報告書では今後自然災害による被害への対策を各方面に求めている。具体的には以下のような提案が出された。
・モーゲージレンダー:リスクマネージメントのプログラムをさらに促進させる。災害への準備と開会について消費者教育を行う。
・政府・地方自治体:最新のリスクデータをもとにハザードマップや警告システムを強化する。それに必要な法律や条例の整備。
・保険会社:データやアナリティックスを使って保険のアンダーライティングを見直す。クレーム対応のスピードアップと改善。消費者教育。

消費者は物件探しの段階でその地域の自然災害リスクについてさまざまなツールが与えられている。リアルタードットコム社の調査によれば、住宅購入者の78%が自然災害のリスクを購入判断の基準の一つに入れているという。

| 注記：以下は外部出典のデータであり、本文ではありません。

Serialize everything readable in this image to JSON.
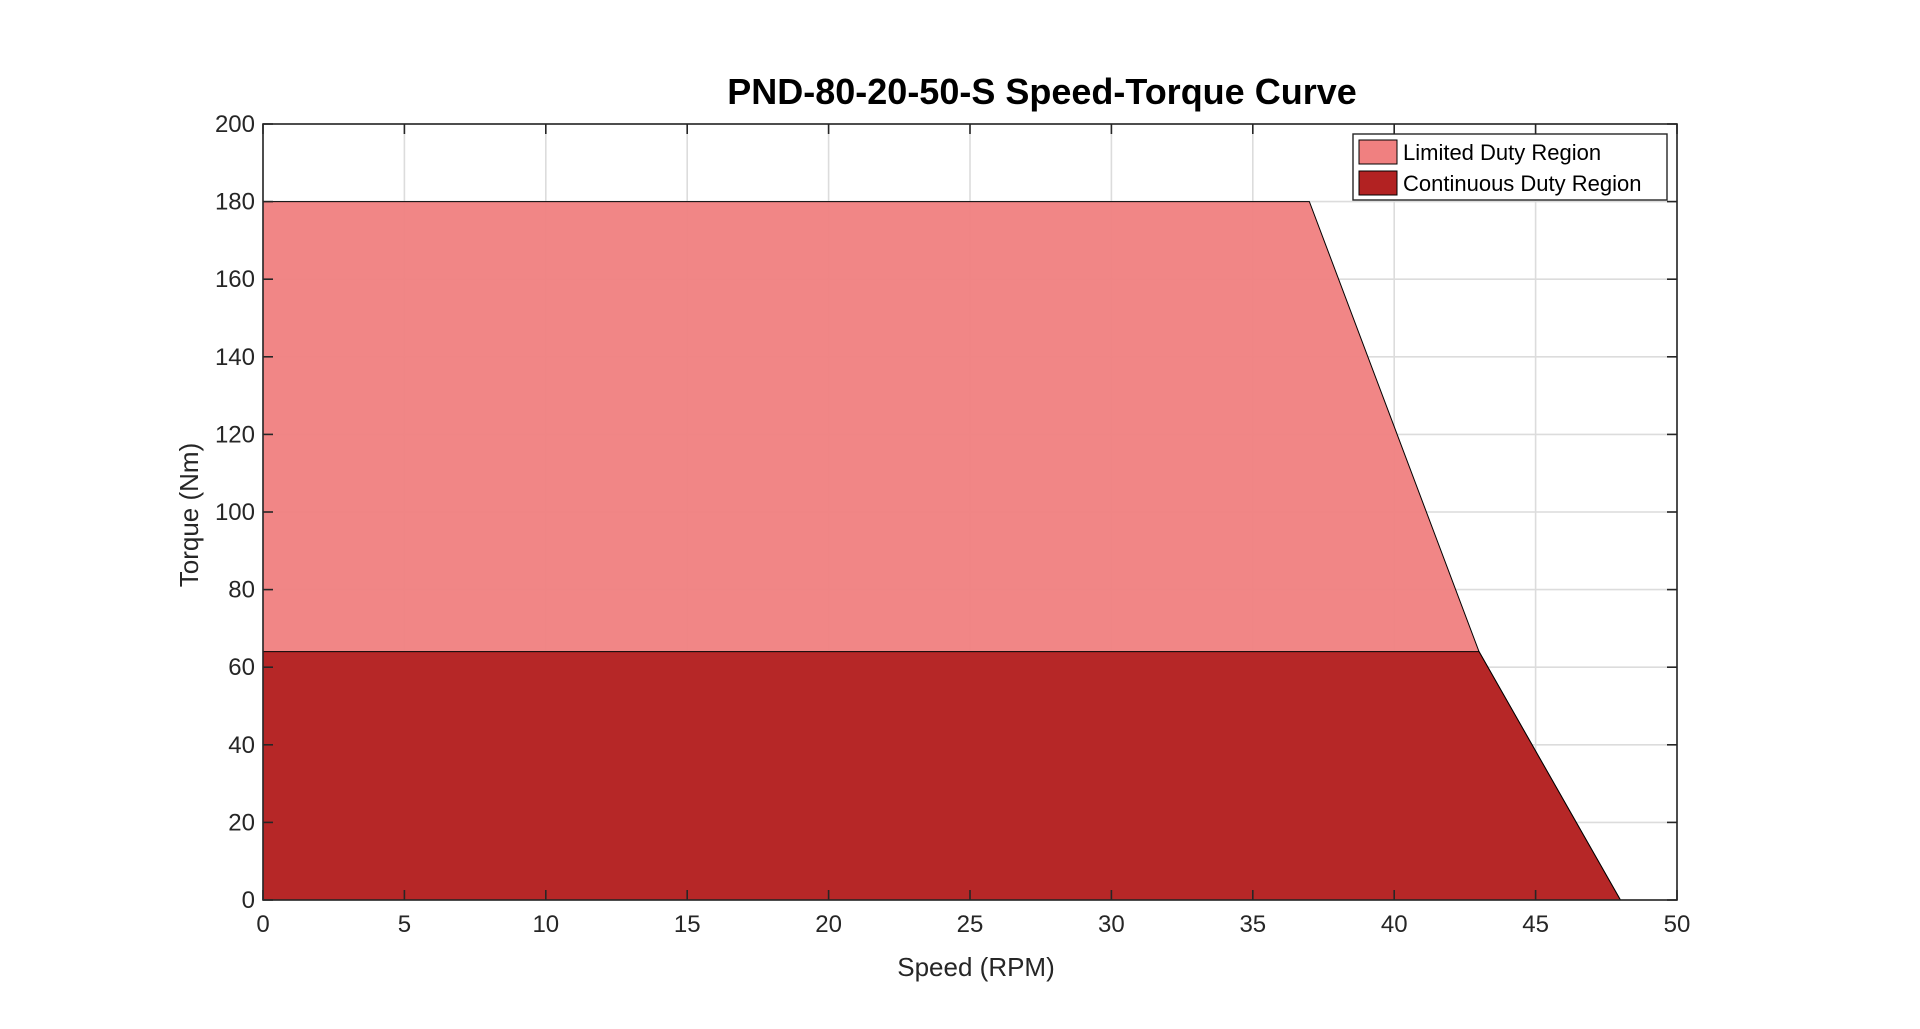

レッドフィン社では最近自然災害(洪水、山火事、干魃、ハリケーンなど)多発地域に関するデータをサーチエンジンに取り入れている。物件を探す人が自然災害多発地域について認識してもらうのがその目的である。その中の洪水を対象に行った3ヶ月間の試験期間で多くのユーザーはデータを見た後洪水最多発地域での購入を控える動きが見られたという。つまりこういった地域では物件価値が上がらないかまたは下がる可能性が高い。


(レッドフィン社より)

また補修コストも鰻登りに上昇している。ファーストストリートファウンデーション協会によると、洪水による2051年における被害総額は現在より61%上昇して322億ドルに達すると試算している。その場合洪水保険は現在の保険料の4.5倍にまで上げなければならないと報告している。